CVTs have been used in mass produced vehicles for at least ten years. I first saw one in a 1998 Honda Civic HX. I don’t know for sure how long Nissan has been making them, but I would be comfortable buying a Honda with one.
The CVT was invented by a Dutch company called DAF in the mid fifties. They made them for their small cars for a while then sold their car and heavy duty truck division to Volvo. They licensed the CVT to a number of companies, I believe. The CVT has been around for quite some time and can now handle more powerful engines; the original CVTs use rubber belts which wore out quite fast.

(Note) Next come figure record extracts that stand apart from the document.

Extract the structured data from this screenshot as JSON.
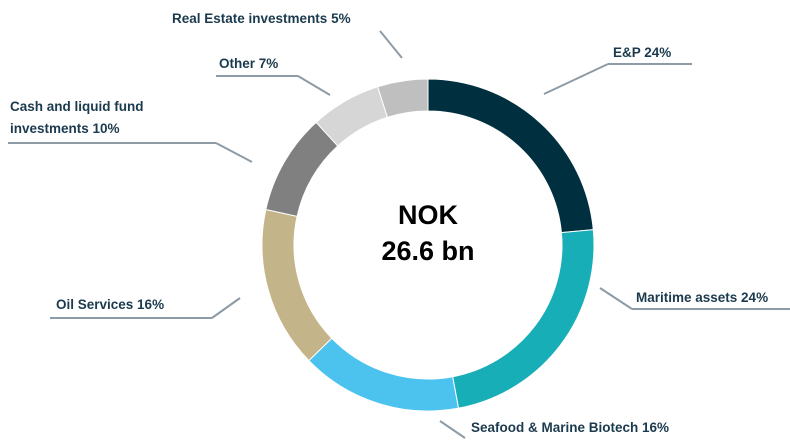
{
  "chart_data": {
    "type": "pie",
    "donut": true,
    "values": [
      24,
      24,
      16,
      16,
      10,
      7,
      5
    ],
    "value_labels": [
      "E&P 24%",
      "Maritime assets 24%",
      "Seafood & Marine Biotech 16%",
      "Oil Services 16%",
      "Cash and liquid fund investments 10%",
      "Other 7%",
      "Real Estate investments 5%"
    ],
    "colors": [
      "#00303f",
      "#17aeb8",
      "#4cc3ef",
      "#c4b48a",
      "#808080",
      "#d6d6d6",
      "#bfbfbf"
    ],
    "center_text": [
      "NOK",
      "26.6 bn"
    ]
  }
}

Transmission shops have not learned to work on these yet, so you are probably stuck with going to the dealer, who will usually change out the unit if it needs repairs. So, if you have a problem out of warrranty, this can get quite pricey.
The technology is still rather new, but it is certainly out of the experimental age. If I were buying and was considering an automatic transmission, I certainly would consider a CVT.
My sister was interested in the vehicle until she found a Murano forum with many users complaining of CVT failures. Internet people complain so of course lots of posts about complaints not compliments. However the scary part to her was the typical fix price was around $7000 as repair procedure of Nissan is not in the works, its exchange of the entire CVT unit.
Even automatic BMW’s do not approach this cost. I would suggest sticking to automatic transmission’s which don’t typically approach half the $7k figure and typically have at least a 150k lifespan.
Who besides nissan offers them?
Test drove a Murano today and WOW!! was it a great ride!
My memory is real hazy but the CVT has been around for about 70 or 80 years I think; just not very widespread until lately. Subaru used them on the Justy back in the 80s but these were problematic.
Nissan does not build those transmissions; they’re made by JATCO who also builds them for Chrysler and soon to be VW I think.
JATCO has been specializing in transmissions for a long time but that does not mean that everything that comes off the assembly line is defect free.
The Chrysler Pacifica and Dodge Caliber use the JATCO CVT. My son has an '07 Caliber and has had no problems up to this point, but the long haul has not started yet.
There have been some complaints from Nissan owners about CVT failures at comparatively low mileage but like most problems that occur, the story behind the failure is often not known.
If there were design defects in the original units for the Nissan maybe those defects have been worked out by now; not only on Nissan but other car makes.
Ford had them in the Ford 500, which is now the new Taurus. Toyota has it in the Prius, and some other models. Nissan has the most experience with them. Can’ recall any others just nwo, but small economy cars are the natural recipients, because of the efficiency of the unit.
Honda has it too.
The Pacifica uses electronically-controlled 4- or 6-speed automatic transaxles, not CVTs. The Jeep Compass and Patriot, being Caliber clones, use CVTs.
I have no knowledge if they are reliable or not. But the ONE thing I don’t like about them is…IF there’s a problem…then the only option is to REPLACE the transmission. These transmissions can NOT be rebuilt.